The first change is the shift from interstate to intrastate violence. Interstate violence is a conflict between two separate nations, and since World War II, this has gradually been superseded by intrastate violence, or civil wars.
The sole interstate conflict fought in 2011 was between Thailand and Cambodia.
The second change was that, along with this reduction in interstate violence, there has been a reduction in high-intensity conflicts worldwide. A high intensity conflict is described as including more than 1,000 battle deaths. Since the 1980s, the number of high-intensity conflicts has been more than halved. This reduction of high-intensity conflicts can be seen perhaps nowhere better than in Sub-Saharan Africa. In the 13 conflicts that occurred there during 2011, only two can qualify as high-intensity.

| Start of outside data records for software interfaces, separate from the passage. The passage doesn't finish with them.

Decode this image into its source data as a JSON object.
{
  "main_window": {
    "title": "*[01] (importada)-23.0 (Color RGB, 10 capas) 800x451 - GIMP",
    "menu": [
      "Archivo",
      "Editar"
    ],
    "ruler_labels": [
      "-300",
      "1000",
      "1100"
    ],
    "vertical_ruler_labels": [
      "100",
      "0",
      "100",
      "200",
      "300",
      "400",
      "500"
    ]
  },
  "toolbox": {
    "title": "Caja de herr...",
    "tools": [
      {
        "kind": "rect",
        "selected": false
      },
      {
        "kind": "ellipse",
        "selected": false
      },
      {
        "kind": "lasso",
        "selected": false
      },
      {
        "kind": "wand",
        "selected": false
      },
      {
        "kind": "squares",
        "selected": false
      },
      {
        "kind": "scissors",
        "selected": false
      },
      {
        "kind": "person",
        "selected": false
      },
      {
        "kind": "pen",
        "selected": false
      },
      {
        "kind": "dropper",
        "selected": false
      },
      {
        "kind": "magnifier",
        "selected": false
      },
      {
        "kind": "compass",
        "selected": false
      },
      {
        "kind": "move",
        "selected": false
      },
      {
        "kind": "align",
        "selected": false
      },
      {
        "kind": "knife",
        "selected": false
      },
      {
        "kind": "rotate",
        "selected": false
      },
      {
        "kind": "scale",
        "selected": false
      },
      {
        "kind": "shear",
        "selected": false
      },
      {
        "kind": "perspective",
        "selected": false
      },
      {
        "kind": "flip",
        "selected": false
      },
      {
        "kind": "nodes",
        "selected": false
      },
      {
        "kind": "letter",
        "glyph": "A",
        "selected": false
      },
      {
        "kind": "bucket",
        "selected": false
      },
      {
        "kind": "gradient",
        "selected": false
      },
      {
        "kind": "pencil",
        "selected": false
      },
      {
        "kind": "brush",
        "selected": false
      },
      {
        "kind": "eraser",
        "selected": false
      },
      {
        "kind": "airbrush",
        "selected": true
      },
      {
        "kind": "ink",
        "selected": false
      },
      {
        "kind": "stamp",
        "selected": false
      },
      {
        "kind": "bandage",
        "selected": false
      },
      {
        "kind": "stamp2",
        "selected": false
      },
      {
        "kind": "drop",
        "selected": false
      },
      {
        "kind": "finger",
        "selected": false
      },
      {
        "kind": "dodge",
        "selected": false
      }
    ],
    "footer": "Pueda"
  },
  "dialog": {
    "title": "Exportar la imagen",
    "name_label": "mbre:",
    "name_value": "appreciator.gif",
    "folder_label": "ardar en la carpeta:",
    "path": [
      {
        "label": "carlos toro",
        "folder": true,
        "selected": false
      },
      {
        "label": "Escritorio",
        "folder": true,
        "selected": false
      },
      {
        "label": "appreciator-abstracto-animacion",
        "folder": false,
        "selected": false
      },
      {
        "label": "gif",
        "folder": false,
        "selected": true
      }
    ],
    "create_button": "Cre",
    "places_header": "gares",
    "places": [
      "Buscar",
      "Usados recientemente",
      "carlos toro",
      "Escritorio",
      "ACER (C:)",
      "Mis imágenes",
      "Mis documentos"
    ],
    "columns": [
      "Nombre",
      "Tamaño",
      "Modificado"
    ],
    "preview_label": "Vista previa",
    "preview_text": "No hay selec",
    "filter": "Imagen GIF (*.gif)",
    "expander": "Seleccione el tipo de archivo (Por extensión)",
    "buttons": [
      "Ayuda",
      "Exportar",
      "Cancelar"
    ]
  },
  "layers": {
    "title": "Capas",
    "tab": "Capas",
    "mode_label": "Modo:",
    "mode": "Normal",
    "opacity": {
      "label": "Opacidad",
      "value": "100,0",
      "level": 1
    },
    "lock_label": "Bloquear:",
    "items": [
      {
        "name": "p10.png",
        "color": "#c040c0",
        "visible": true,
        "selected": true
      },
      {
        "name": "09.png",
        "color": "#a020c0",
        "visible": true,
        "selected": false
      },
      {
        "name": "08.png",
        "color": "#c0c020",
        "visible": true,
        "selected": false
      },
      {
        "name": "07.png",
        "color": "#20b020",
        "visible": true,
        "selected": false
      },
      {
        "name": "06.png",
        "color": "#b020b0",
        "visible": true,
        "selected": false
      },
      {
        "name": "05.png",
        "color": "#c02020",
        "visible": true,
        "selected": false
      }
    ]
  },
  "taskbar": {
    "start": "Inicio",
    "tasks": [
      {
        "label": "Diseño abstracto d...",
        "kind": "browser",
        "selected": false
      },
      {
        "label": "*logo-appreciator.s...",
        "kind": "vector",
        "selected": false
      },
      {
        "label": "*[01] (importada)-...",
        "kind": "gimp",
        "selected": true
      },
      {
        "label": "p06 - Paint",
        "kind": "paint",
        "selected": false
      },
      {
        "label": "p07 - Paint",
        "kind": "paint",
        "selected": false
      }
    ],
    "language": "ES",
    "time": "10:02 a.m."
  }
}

However, the good news does not stop there. Colombia, by the end of 2012, reached its lowest murder rate in 27 years, Guatemala had its murder rate decline substantially between 2009 to 2011 and Mexico saw a decrease in homicides attributable to organized crime drop by 28 percent from 2011 to 2012. And since the 1990s, there has been a dramatic decrease in violence perpetrated on civilians by their governments.
There have been a number of reasons identified by The Human Security Report Project for the good news. Most prominent among them, however, is the reduction of global poverty. For the past two decades, the number of the chronically undernourished has been halved, and the reduction in poverty has been mirrored in the significant decreases in global conflicts since the 1990s.
The world’s most dangerous countries to live in today, such as Afghanistan, Somalia and Sudan, are also among the world’s poorest countries.
Impoverished countries are much more likely than wealthy ones to become havens for terrorist organizations and are much more likely to suffer internal strife and civil wars. Considering this, the speeding up of the elimination of global poverty seems a vital way to help speed up the reduction of global conflicts.
The Human Security Report Project’s report is particularly poignant information to keep in mind during the coming days. It is too easy to become overwhelmed by the constant stream of articles on the most recent violence and terrorist attacks in the world.
Too often, pessimism is the first recourse of many when discussing international affairs. However, with the data provided by The Human Security Report Project, perhaps it will be possible to inject some healthy optimism into the discourse again.